Sermaye Düzeninin Bilinen Ancak Görmezden Gelinen İki Yüzlülüğü Bu Sefer Venezuela’da Sahne Almış Durumda

ABD’nin, Venezuela Meclis Başkanı’nın kendini geçici başkan ilan etmesiyle senkronize şekilde yaptığı açıklama sonrasında yaşananlar, “uluslararası toplum”, “demokrasi”, “insan hakları”, vb. kavramlar ardına gizlenerek inşa edilen neoliberal küreselleşmeci dünya düzeninin gerçek yüzünü bir kez daha görmemizi sağladı.

“Demokrasi” diyerek lafa başlayıp, insan hakları diye devam eden ancak Irak’ın sahte kanıtlarla işgal edilip yüz binlerce kişinin hayatına mal olan işgaline methiyeler dizen iki yüzlülük yeniden sahne almış durumda. İngiltere, İspanya, Fransa ve Almanya hükümetleri tarafından eş zamanlı olarak yapılan açıklamalarla, gayrimeşru bir seçimle işbaşına geldiği, halkını ekonomik sıkıntıya soktuğu iddia edilen Maduro’nun istifası talep edilirken, ABD’den aldığı icazetle kendisini “geçici devlet başkanı” ilan eden Meclis Başkanı Juan Guaido’nun devlet başkanı olarak tanınacağı ilan edilmiş durumda.

Sözüm ona temsili demokrasinin en önemli aracı olan seçim sandığı, sandığın içerisinden çıkan iktidarın neoliberal küreselleşmeci dünya düzenine bağlılığı durumunda meşru, karşıtlığı durumunda gayrımeşru kabul ediliyor.

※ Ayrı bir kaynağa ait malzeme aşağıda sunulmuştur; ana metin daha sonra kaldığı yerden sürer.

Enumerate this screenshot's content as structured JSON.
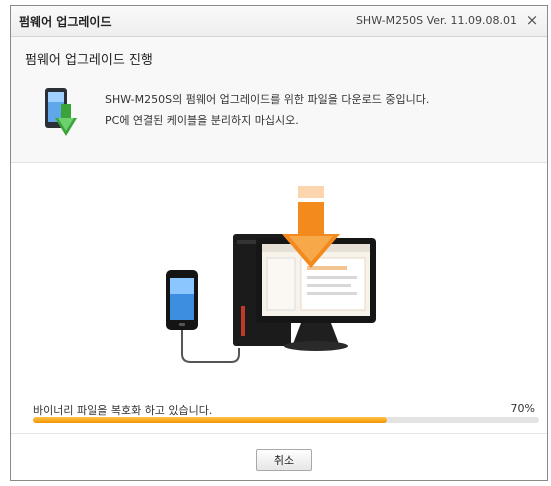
{
  "window": {
    "title": "펌웨어 업그레이드",
    "version": "SHW-M250S Ver. 11.09.08.01",
    "close_glyph": "×"
  },
  "header": {
    "heading": "펌웨어 업그레이드 진행",
    "message_line1": "SHW-M250S의 펌웨어 업그레이드를 위한 파일을 다운로드 중입니다.",
    "message_line2": "PC에 연결된 케이블을 분리하지 마십시오.",
    "icon": "phone-download-icon"
  },
  "illustration": {
    "icons": [
      "phone-icon",
      "monitor-icon",
      "pc-tower-icon",
      "download-arrow-icon",
      "usb-cable-icon"
    ]
  },
  "progress": {
    "status_text": "바이너리 파일을 복호화 하고 있습니다.",
    "percent_text": "70%",
    "value": 0.7,
    "fill_color": "#f29400"
  },
  "footer": {
    "cancel_label": "취소"
  }
}
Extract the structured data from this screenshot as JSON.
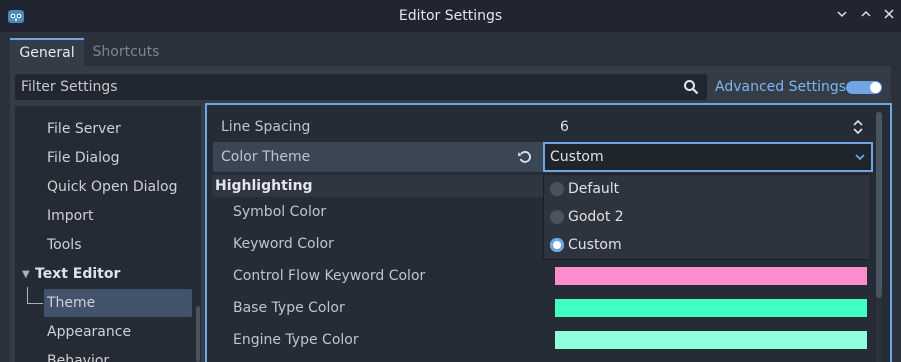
{
  "window": {
    "title": "Editor Settings",
    "colors": {
      "accent": "#6fa6e3"
    }
  },
  "tabs": [
    {
      "label": "General"
    },
    {
      "label": "Shortcuts"
    }
  ],
  "filter": {
    "placeholder": "Filter Settings"
  },
  "advanced": {
    "label": "Advanced Settings",
    "enabled": true
  },
  "tree": {
    "items": [
      {
        "label": "File Server"
      },
      {
        "label": "File Dialog"
      },
      {
        "label": "Quick Open Dialog"
      },
      {
        "label": "Import"
      },
      {
        "label": "Tools"
      }
    ],
    "section": {
      "label": "Text Editor"
    },
    "sub_items": [
      {
        "label": "Theme"
      },
      {
        "label": "Appearance"
      },
      {
        "label": "Behavior"
      }
    ]
  },
  "inspector": {
    "line_spacing": {
      "label": "Line Spacing",
      "value": "6"
    },
    "color_theme": {
      "label": "Color Theme",
      "value": "Custom",
      "options": [
        {
          "label": "Default",
          "selected": false
        },
        {
          "label": "Godot 2",
          "selected": false
        },
        {
          "label": "Custom",
          "selected": true
        }
      ]
    },
    "section": "Highlighting",
    "colors": [
      {
        "label": "Symbol Color",
        "color": ""
      },
      {
        "label": "Keyword Color",
        "color": ""
      },
      {
        "label": "Control Flow Keyword Color",
        "color": "#ff8ccc"
      },
      {
        "label": "Base Type Color",
        "color": "#42ffc2"
      },
      {
        "label": "Engine Type Color",
        "color": "#8fffdb"
      }
    ]
  }
}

Yakın geçmişte, benzer dış siyasi müdahalelerin nispeten daha “kibarcasının” muhatabı olmuş Brezilya, Kolombiya gibi ülkelerin desteği de son derece anlaşılabilir aslında. Kendileri iktidarlarını ABD’nin yörüngesinde ve desteğiyle sürdürürken, hemen yanı başlarında ulusal bağımsızlığına sahip çıkmaya çalışan bir yönetimin iktidarda olması, hepsini tedirgin ediyor doğal olarak.

Gösterileni değil gerçeği görmek isteyenler açısından şaşırılacak bir şey yok aslında. Demokrasinin gereğidir diyerek, Yugoslavya’yı etnik kimliğe dayalı olarak bölmek için binlerce canın yok olmasına, yüz binlercesinin acı çekmesine çanak tutan “demokrasi havarilerinin”, Kıbrıs’ta fiili olarak bölünmüş iki toplumlu yapıyı, “yes be annem” dedirterek kabule zorlaması hiç kimseden hiçbir ülkeden gizli saklı gerçekleştirilmedi. Yugoslavya’da neden oldukları drama, demokrasinin ve Vestfalya barış Anlaşmasının gereğidir diyerek gerekçe yaratanlar, Kıbrıs’ta demokrasiyi de Vestfalya Antlaşması koşullarını da görmezden geldiler. AB’ye ve ortak para birimine karşı çıktı diye, seçimle gelen siyasetçilerin İtalya’da, Yunanistan’da gayri meşru ilan edilmesi de gizli saklı gerçekleştirilmedi. Kimimiz görmezden geldik, kimimiz yapılanlara makul bir gerekçe uydurmayı, kimimiz -uydurulup, satılık kalemlerce bıkmaksızın tekrar edilen- “makul” gerekçelere sorgulamaksızın inanmayı tercih ettik.

Benzer senaryo, bugün Venezuela’da sahneye konulmuş durumda. Konu “demokrasi” ihracı olunca, hiç kimse Venezuela’da yaşanan ekonomik sorunların ardındaki gerçek nedenleri, “uyumsuz hükümetleri terbiye etmek amacıyla silah olarak kullanılan” ekonomik ambargonun yıkıcı etkilerinden bahsetmek istemiyor.

Geçmişte Irak’ın işgalini, Ortadoğu’yu kan gölüne çeviren Arap Baharını demokrasi geliyor diyerek canı gönülden destekleyen kalemler, şimdilerde ABD müdahalesiyle Venezuela’da yaşananlara ilişkin olarak, “ama”, “fakat” diye başlayan cümleler kurarak, insanları/toplumları yapılan müdahalenin meşruluğu konusunda ikna etmek için seferber olmuş durumdalar.

Özünde ulusal bağımsızlığın yer aldığı Atatürkçü düşünceyi (Kemalizmi), Tanzimat Batıcılığının devamı zanneden kimileri, Venezuela’nın içişlerine hunharca müdahale eden Trump ile Venezuela’nın bağımsızlığına sahip çıkmaya çalışan Maduro arasında seçim yapmak zorunda olmadığımızı söyleyerek müdahaleye karşı oluşan tepkileri gereksiz ilan ederken, kimileri, “makul ve mantıklı” gerekçeler uydurarak, ABD müdahalesini meşrulaştırmaya çalışıyor.

Becerebilecekler mi? Hep birlikte göreceğiz.

Tek bilmemiz gereken şey, bizler ikna olmadan beceremeyecekleri.